The same applies to the other ‘enemy’, al Qaeda. The Western media has portrayed al Qaeda as some kind of huge monolithic organisation specialising in providing support for the enemies of the US, Israel and their allies throughout the world and that it has some complex worldwide administrative bureaucracy complete with its own communications and broadcasting network (as Andrew has presented). Some commentators have suggested that, as part of its bureaucracy, al Qaeda even has application forms for those that wish to become members! The Western propagandists have carefully created a picture designed for Western consumption that portrays al Qaeda as a multinational organisation with branch offices everywhere where the US and their allies can be found.

And the evidence supporting all this? Well, there just isn’t any!

Andrew has presented articles showing that al Qaeda’s broadcasting and communications network has gone quiet. The first question I have to ask is; what broadcasting and communications network? Where’s the evidence that there was ever one in the first place? We’ve seen the fake Osama’s and we’ve all seen the fake beards, the fuzzy, grainy, badly lit videos. I’ve seen better stuff made and presented by primary school kidz!
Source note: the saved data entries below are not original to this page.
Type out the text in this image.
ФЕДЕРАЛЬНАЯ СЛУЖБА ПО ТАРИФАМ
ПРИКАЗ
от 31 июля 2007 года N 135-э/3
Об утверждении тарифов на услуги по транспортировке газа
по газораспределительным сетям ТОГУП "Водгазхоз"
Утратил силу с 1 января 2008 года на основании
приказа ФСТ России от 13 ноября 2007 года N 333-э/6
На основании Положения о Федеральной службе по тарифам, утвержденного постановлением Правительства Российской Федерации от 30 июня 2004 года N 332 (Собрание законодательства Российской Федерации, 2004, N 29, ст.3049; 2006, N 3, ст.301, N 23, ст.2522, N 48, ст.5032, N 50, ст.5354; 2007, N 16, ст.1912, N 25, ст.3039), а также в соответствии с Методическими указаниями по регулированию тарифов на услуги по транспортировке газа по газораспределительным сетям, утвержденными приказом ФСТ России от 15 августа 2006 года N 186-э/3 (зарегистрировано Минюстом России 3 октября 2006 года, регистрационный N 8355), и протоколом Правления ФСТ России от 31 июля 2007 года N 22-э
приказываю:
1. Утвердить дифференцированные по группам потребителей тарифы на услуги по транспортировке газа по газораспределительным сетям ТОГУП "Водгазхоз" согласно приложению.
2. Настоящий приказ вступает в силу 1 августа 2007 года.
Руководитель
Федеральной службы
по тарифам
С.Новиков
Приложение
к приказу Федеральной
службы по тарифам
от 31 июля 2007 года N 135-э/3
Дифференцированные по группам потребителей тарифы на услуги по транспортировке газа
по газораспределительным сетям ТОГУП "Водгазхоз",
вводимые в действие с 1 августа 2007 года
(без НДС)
There is only one thing that is important for historians, educators and seekers of the truth and that is; evidence. Not inference, not stories in newspapers that have no supporting evidence, not blatant propaganda, not supposition or conjecture – just good old fashioned plain and simple EVIDENCE.

And, of course, as Craig suggests, there may be other ulterior motives for various Western entities to perpetuate the myths of the propaganda they have created – such as justifying their existence and having their share of the honey pot provided by the taxpayers they have scared into coughing up their hard-earned.

Craig Rowley said...

Another possibility is that some group (perhaps a 'commercial rival') is trying to undermine SITE's perceived value to the "intelligence community" and corner the market for that type of 'intel'.

Consider the benefit to a rival group providing similar service to that of Rita Katz and her SITE Institute, like say the people behind DEBKAFile.

Craig Rowley said...

Trouble is obtaining evidentiary material on potential cases of industrial/market espionage. All the parties are motivated to keep all relevant information secret. It's a tough thing to crack.

Damian Lataan said...

Craig, the beauty of being in the 'intelligence' game is that one can make wild outlandish claims without having to produce any actual evidence on the grounds that producing the evidence will compromise the sources and 'national security'. It's a sort of inverse Catch 22 situation that works to enhance the propagandists hold on the gullible - the more you tell 'em you've got a secret the more they want to know but knowing they can never know because it's a secret. After a while, with the right media backup, you can tell them just about anything you like. Eventually it becomes an industry with big money at stake.